Самый лучший стрелок вышел вперед, как на состязании. Прочие разве что в ладоши не хлопали. Пока он готовился, я схватил копье и, почти без замаха, метнул. Но в лучника перед нами не попал, он успел уклониться в сторону. Зато попал в того, кто стоял за ним. Копье пробило ему горло, он выпучил глаза, убежал за лошадей и там опустился в траву, надеясь, что его могущественные братья-друзья сейчас его воскресят. Наивный!
Сразу же с диким криком, подняв свой меч к небу, на нас побежал самый нетерпеливый. Он, наверно, расстроился, что не только им разрешено убивать, но и наоборот. Охвен воткнул Пламя в землю у ног, вытащил из-за голенища нож и бросил его, как приветствие. Кричащий захлебнулся криком, его отбросило назад на шаг, он жалобливо посмотрел на своих братьев-друзей, громко испустил газы и умер.

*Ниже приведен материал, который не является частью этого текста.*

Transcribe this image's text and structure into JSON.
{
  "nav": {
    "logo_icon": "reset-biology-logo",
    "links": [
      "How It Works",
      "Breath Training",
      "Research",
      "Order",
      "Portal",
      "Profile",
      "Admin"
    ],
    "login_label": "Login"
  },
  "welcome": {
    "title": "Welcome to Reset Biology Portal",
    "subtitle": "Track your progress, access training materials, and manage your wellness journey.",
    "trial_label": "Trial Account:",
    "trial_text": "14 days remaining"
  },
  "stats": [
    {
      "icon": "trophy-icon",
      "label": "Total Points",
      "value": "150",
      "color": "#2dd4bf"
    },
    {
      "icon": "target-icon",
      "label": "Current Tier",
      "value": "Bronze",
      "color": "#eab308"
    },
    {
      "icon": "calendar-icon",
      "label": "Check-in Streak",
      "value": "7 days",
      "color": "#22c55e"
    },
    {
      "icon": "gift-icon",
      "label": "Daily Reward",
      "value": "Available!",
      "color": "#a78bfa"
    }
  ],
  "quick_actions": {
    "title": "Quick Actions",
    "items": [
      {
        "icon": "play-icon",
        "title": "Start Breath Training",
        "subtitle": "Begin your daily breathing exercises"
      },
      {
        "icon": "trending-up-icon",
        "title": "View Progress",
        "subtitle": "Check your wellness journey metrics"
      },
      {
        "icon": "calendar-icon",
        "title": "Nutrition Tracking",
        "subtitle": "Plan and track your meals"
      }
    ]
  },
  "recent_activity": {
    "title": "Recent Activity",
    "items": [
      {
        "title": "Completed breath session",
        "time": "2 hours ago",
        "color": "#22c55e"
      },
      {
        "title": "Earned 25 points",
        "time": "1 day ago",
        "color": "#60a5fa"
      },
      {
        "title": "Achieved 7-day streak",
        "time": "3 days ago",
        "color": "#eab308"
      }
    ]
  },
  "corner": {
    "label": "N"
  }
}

Вот тут закричали все наездники! Они ссыпались со своих коней, воздели руки к небесам и заголосили.
— Да что это за неуважение! Что это за наглые выходки! Мы на вас жаловаться будем! — кричали они, хотя я из их лая не понимал ни слова. Но что они еще могли говорить?
— Чего-то нервничают, — сказал я Охвену.
— Похоже, собаками нас обзывают, — ответил он мне.
— Ты понимаешь их язык?
— Нет, но еще сто лет назад, когда мы были в теплых морях, там нас, белокожих, всегда собаками называли, когда критиковали.
Спешившиеся воины взвыли, наконец, прекратив осыпать нас своими угрозами, и бросились в атаку. У каждого из них был в руках кривой меч и маленький круглый щит. Они бежали всей толпой на нас двоих, пихая друг друга локтями и улюлюкая. Лошади, освобожденные от седоков, стеснительно отошли подальше от людских разборок и принялись пощипывать траву, время от времени задирая хвосты и удобряя землю. Они даже не пытались болеть за своих хозяев.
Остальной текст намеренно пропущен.